Manik emasnya membulat saat merasakan sebuah telapak tangan mengelus kepalanya lembut.
Bibir pemilik manik ruby itu terangkat dua centi. Kejadian yang langkah.
"Kak Hali?"
"Mengo, Gempa."
Dan Gempa tersenyum.
~A Beautiful Morning~
"Gempa, kenapa sih kita harus keluar hujan-hujan gini? Dingin tau." Taufan meluncurkan protes pada sang adik yang sekarang sedang berbincang dengan seorang penjual bunga. Dia menyesal karena membangunkan sang adik yang tengah tidur di kamar kakaknya, dan berakhir dengan ajakan tiba-tiba(entah karena apa)dari Gempa untuk jalan-jalan. Dan disinilah mereka, mampir sebentar di sebuah toko bunga.
"Taufan cerewet banget. Diam aja napa." Kata Gempa. Dirinya kini sedang memegang sebuah buket bunga lili putih di tangan kanan dan payung di tangan kiri.
"Kamu sih ngajak jalan saat cuaca buruk begini. Dan kenapa gak sekalian ajak Halilintar?"
Gempa tidak menjawab.
"Enak betul dia tiduran di kamar."
"Taufan, Halilintar--"
"Cih. Dasar mata merah sialan."
Gempa menghela nafas, ingin bicara tapi sudah dipotong. Mungkin sebaiknya Taufan tau sendiri. "Halilintar pergi keluar. Dia ada urusan mendadak."

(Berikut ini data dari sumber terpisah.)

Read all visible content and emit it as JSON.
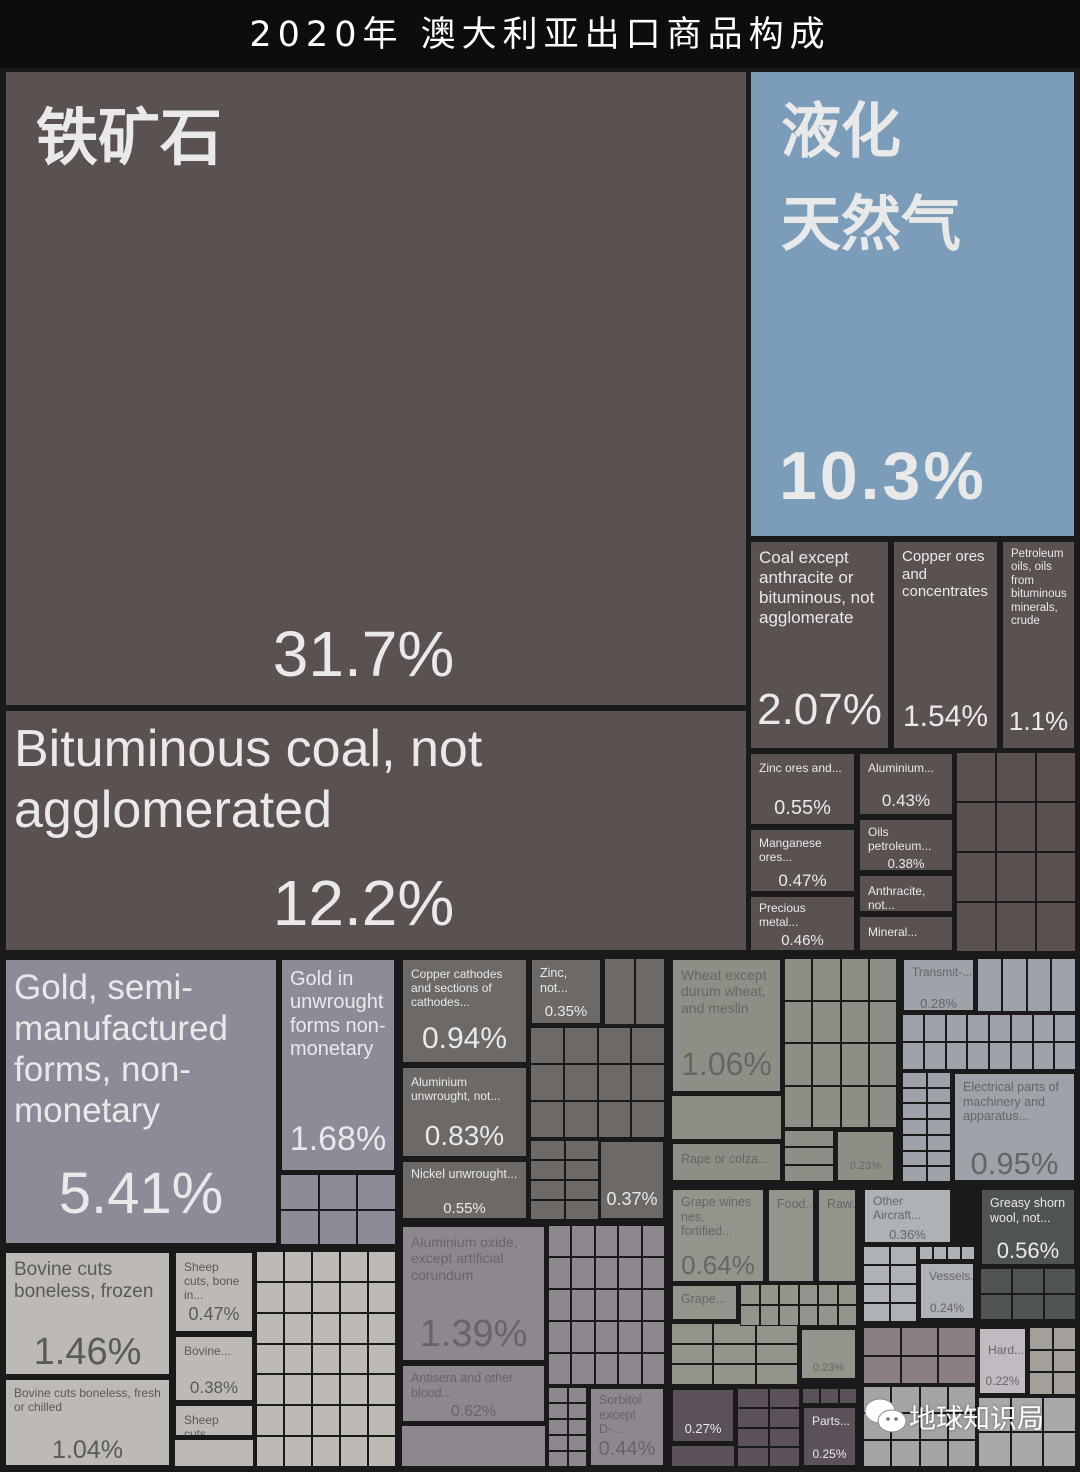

Mereka melanjutkan perjalanan.
~A Beautiful Morning~
"TAUFANN! SINI KAU MAKHLUK TITISAN SETAN!" Teriakan Halilintar menggelegar bagai auman naga. Lorong sekolah itu mendadak riuh seperti terkena bencana. Semua pasang mata kini memandang dua sosok yang sekarang menjadi pusat perhatian.
"Sialan kau berani mencoret wajahku!" Halilintar berlari sambil membawa sepasang pisau ditangannya.
"Hahaha! Kak Hali sih enak digangguin!" Taufan berseru sambil tertawa. Emosi Halilintar naik sampai ke ubun-ubun, Wajahnya memerah, sukses menyaingi iris ruby indahnya.
"Dasar adik kurang ajar!"
Pisau dilempar.
'Syutt
Krass
"Huwaaa!!" Taufan berteriak panik, matanya melotot kesamping. Mencoba melihat pipi tersayangnya yang tergores pisau sampai mengeluarkan cairan berbau amis.
Syok! Taufan tau Halilintar ikut karate, tapi nggak gini juga! Lempar benda tajam? Halilintar mencoba membunuhnya! Ini percobaan pembunuhan terhadap saudara!
Sayang tuntutannya tidak terdengar dan malah digantikan oleh teriakan membahana dan langkah kaki yang membawanya lari makin cepat, menghindari pisau kedua yang akan dilempar. Taufan kini harus 'Protect Self'
"AHH! KAK HALI TAMPAN, MANIS, CANTIK, BAEK! ITU PISAU DITARUH DONK SAYANG!"
NGGAK AKAN! DAN JIKA KAU MENYEBUTKU BEGITU LAGI, AKAN KUPASTIKAN WAJAHMU KEKURANGAN MULUT!"
"GYAA! AMPUNI HAMBA YA KANJENG LILI!"
"TAUFAAANN!"
"ASTAGFIRULLAH! ITU PISAU KAK! PISAU! YA ALLAH TOLONG HAMBA!"
Semua murid hanya menggelengkan kepala. Sudah biasa melihat pemandangan ini. Iya! Biasa! Bahkan Halilintar yang mencoba mencabut nyawa adiknya sendiri pun sudah biasa.
~A Beautiful Morning~
"Gempa, kok kesini? Bukannya makam orang tua kita bukan disini?" Taufan menaikkan alisnya sebelah, bingung akan tempat yang dirinya dan sang adik datangi.
Pemakaman.
Orang tua mereka tidak dikuburkan disini, jadi siapa yang ingin dikunjungi Gempa?
"Gempa?"
Yang ditanya hanya diam sembari melangkahkan kaki masuk ke dalam daerah perkuburan.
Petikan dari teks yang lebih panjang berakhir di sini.